El horror de Tomás Lugano fue infinito en ese momento; no hubo fibra de su cuerpo ni rincón de su alma que no se estremecieran al notar que, junto a sus zapatos, se encontraba el colgante con el hada que su nieta llevaba siempre consigo. Y fue entonces cuando el psiquiatra se arrojó de lleno sobre Esculapio, decidido a darle muerte, mas a éste le bastó un empujón sin mucho esfuerzo para que aquél se elevara por los aires hasta impactar contra la puerta, destrozando la silla que la mantenía trabada.

—Contestame ¿Por qué hacés esto? —preguntó otra vez el viejo.

—Nadie más hubiese podido deshacerse del anterior Esculapio... ahora soy libre.

Como Esculapio dijera aquellas palabras, Tomás Lugano convulsionó, al tiempo que la carne se ennegreció hasta la putrefacción. En el lapso de un minuto, una necrosis repentina había carcomido todo su cuerpo; sólo quedaron de él los restos gangrenosos de un cadáver irreconocible.

***

En el rinconcito más oscuro de La esquina bar, en la misma mesa en la que Tomás Lugano había dejado, horas atrás, intacta una dona de chocolate, un hombre de aspecto sombrío con un gastado sobretodo marrón se la devoraba con la ansiedad de quien no ha comido en días. Bajo el abrigo, una joroba movediza parecía emerger de su espalda.

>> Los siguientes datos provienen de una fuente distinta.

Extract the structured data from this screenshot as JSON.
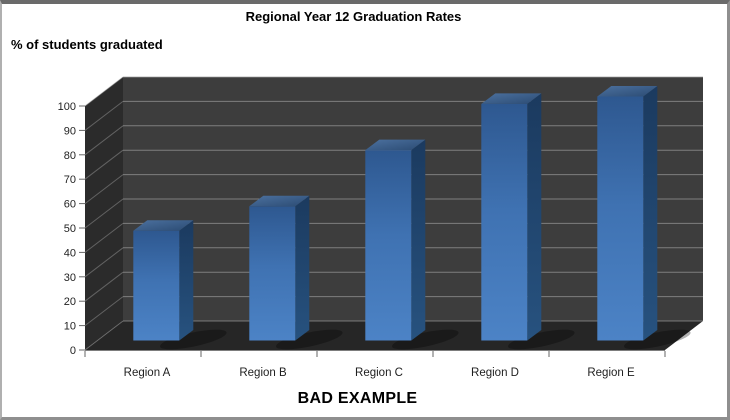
{
  "chart_data": {
    "type": "bar",
    "variant": "3d-column",
    "title": "Regional Year 12 Graduation Rates",
    "ylabel": "% of students graduated",
    "categories": [
      "Region A",
      "Region B",
      "Region C",
      "Region D",
      "Region E"
    ],
    "values": [
      45,
      55,
      78,
      97,
      100
    ],
    "ylim": [
      0,
      100
    ],
    "yticks": [
      0,
      10,
      20,
      30,
      40,
      50,
      60,
      70,
      80,
      90,
      100
    ],
    "grid": true,
    "legend": false,
    "colors": {
      "bar_front_top": "#2e5890",
      "bar_front_mid": "#3f72b2",
      "bar_front_bottom": "#4c83c6",
      "bar_top_near": "#4c719f",
      "bar_top_far": "#2b4b73",
      "bar_side_top": "#1b3a5f",
      "bar_side_bottom": "#27527f",
      "wall_back": "#3d3d3d",
      "wall_left": "#2b2b2b",
      "floor": "#262626",
      "gridline": "#9a9a9a",
      "axis_line": "#666666",
      "axis_text": "#1f1f1f"
    }
  },
  "caption": "BAD EXAMPLE"
}
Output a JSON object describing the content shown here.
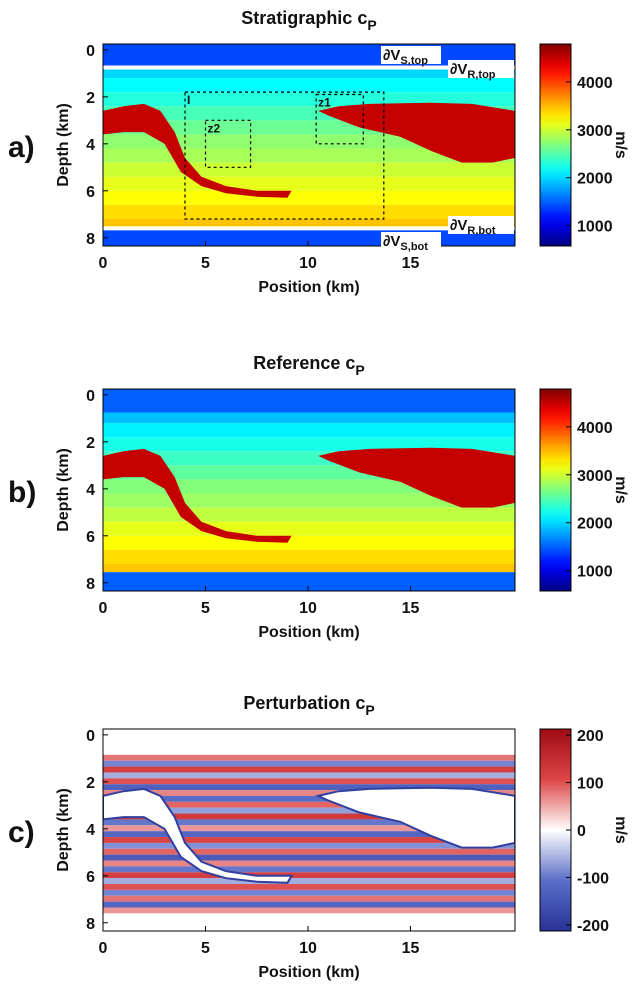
{
  "chart_data": [
    {
      "type": "heatmap",
      "panel_label": "a)",
      "title": "Stratigraphic c",
      "title_subscript": "P",
      "x_label": "Position (km)",
      "y_label": "Depth (km)",
      "xlim": [
        0,
        20.1
      ],
      "xticks": [
        0,
        5,
        10,
        15
      ],
      "ylim": [
        -0.25,
        8.35
      ],
      "yticks": [
        0,
        2,
        4,
        6,
        8
      ],
      "layer_depths": [
        -0.25,
        0.75,
        1.2,
        1.8,
        2.4,
        3.0,
        3.6,
        4.2,
        4.8,
        5.4,
        6.0,
        6.6,
        7.2,
        7.55,
        8.35
      ],
      "values": [
        1400,
        2000,
        2150,
        2300,
        2450,
        2600,
        2750,
        2850,
        3000,
        3100,
        3200,
        3350,
        3450,
        1400
      ],
      "salt_value": 4500,
      "colormap": "jet",
      "colorbar_label": "m/s",
      "zlim": [
        575,
        4790
      ],
      "zticks": [
        1000,
        2000,
        3000,
        4000
      ],
      "annotations": [
        {
          "text": "∂V",
          "subscript": "S,top"
        },
        {
          "text": "∂V",
          "subscript": "R,top"
        },
        {
          "text": "∂V",
          "subscript": "R,bot"
        },
        {
          "text": "∂V",
          "subscript": "S,bot"
        }
      ],
      "boxes": [
        "I",
        "z1",
        "z2"
      ]
    },
    {
      "type": "heatmap",
      "panel_label": "b)",
      "title": "Reference c",
      "title_subscript": "P",
      "x_label": "Position (km)",
      "y_label": "Depth (km)",
      "xlim": [
        0,
        20.1
      ],
      "xticks": [
        0,
        5,
        10,
        15
      ],
      "ylim": [
        -0.25,
        8.35
      ],
      "yticks": [
        0,
        2,
        4,
        6,
        8
      ],
      "layer_depths": [
        -0.25,
        0.75,
        1.2,
        1.8,
        2.4,
        3.0,
        3.6,
        4.2,
        4.8,
        5.4,
        6.0,
        6.6,
        7.2,
        7.55,
        8.35
      ],
      "values": [
        1500,
        1900,
        2100,
        2250,
        2400,
        2550,
        2700,
        2800,
        2950,
        3100,
        3200,
        3350,
        3450,
        1500
      ],
      "salt_value": 4500,
      "colormap": "jet",
      "colorbar_label": "m/s",
      "zlim": [
        575,
        4790
      ],
      "zticks": [
        1000,
        2000,
        3000,
        4000
      ]
    },
    {
      "type": "heatmap",
      "panel_label": "c)",
      "title": "Perturbation c",
      "title_subscript": "P",
      "x_label": "Position (km)",
      "y_label": "Depth (km)",
      "xlim": [
        0,
        20.1
      ],
      "xticks": [
        0,
        5,
        10,
        15
      ],
      "ylim": [
        -0.25,
        8.35
      ],
      "yticks": [
        0,
        2,
        4,
        6,
        8
      ],
      "layer_depths": [
        -0.25,
        0.85,
        1.1,
        1.35,
        1.6,
        1.85,
        2.1,
        2.35,
        2.6,
        2.85,
        3.1,
        3.35,
        3.6,
        3.85,
        4.1,
        4.35,
        4.6,
        4.85,
        5.1,
        5.35,
        5.6,
        5.85,
        6.1,
        6.35,
        6.6,
        6.85,
        7.1,
        7.35,
        7.6,
        8.35
      ],
      "values": [
        0,
        80,
        -90,
        120,
        -60,
        100,
        -130,
        70,
        -110,
        90,
        -70,
        130,
        -100,
        60,
        -120,
        110,
        -80,
        90,
        -140,
        70,
        -100,
        120,
        -60,
        100,
        -90,
        80,
        -120,
        60,
        0
      ],
      "salt_value": 0,
      "colormap": "bwr",
      "colorbar_label": "m/s",
      "zlim": [
        -213,
        213
      ],
      "zticks": [
        -200,
        -100,
        0,
        100,
        200
      ]
    }
  ]
}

Esculapio se presentó en el lugar con unos anteojos oscuros y se escabulló entre las mesas vacías como el prófugo que era. Se ubicó frente al otro y sonrió victorioso.

—Dionisio.

—Te has tomado tu tiempo —dijo el primero, luego de tragarse lo que quedaba de la dona y chuparse los dedos.

—Tuve que asegurar un par de cositas antes de venir.

—¿Y ahora? ¿Cómo sigue?

—Todos enfermarán, todos en muchos kilómetros a la redonda, pero paciencia, que debe parecer natural.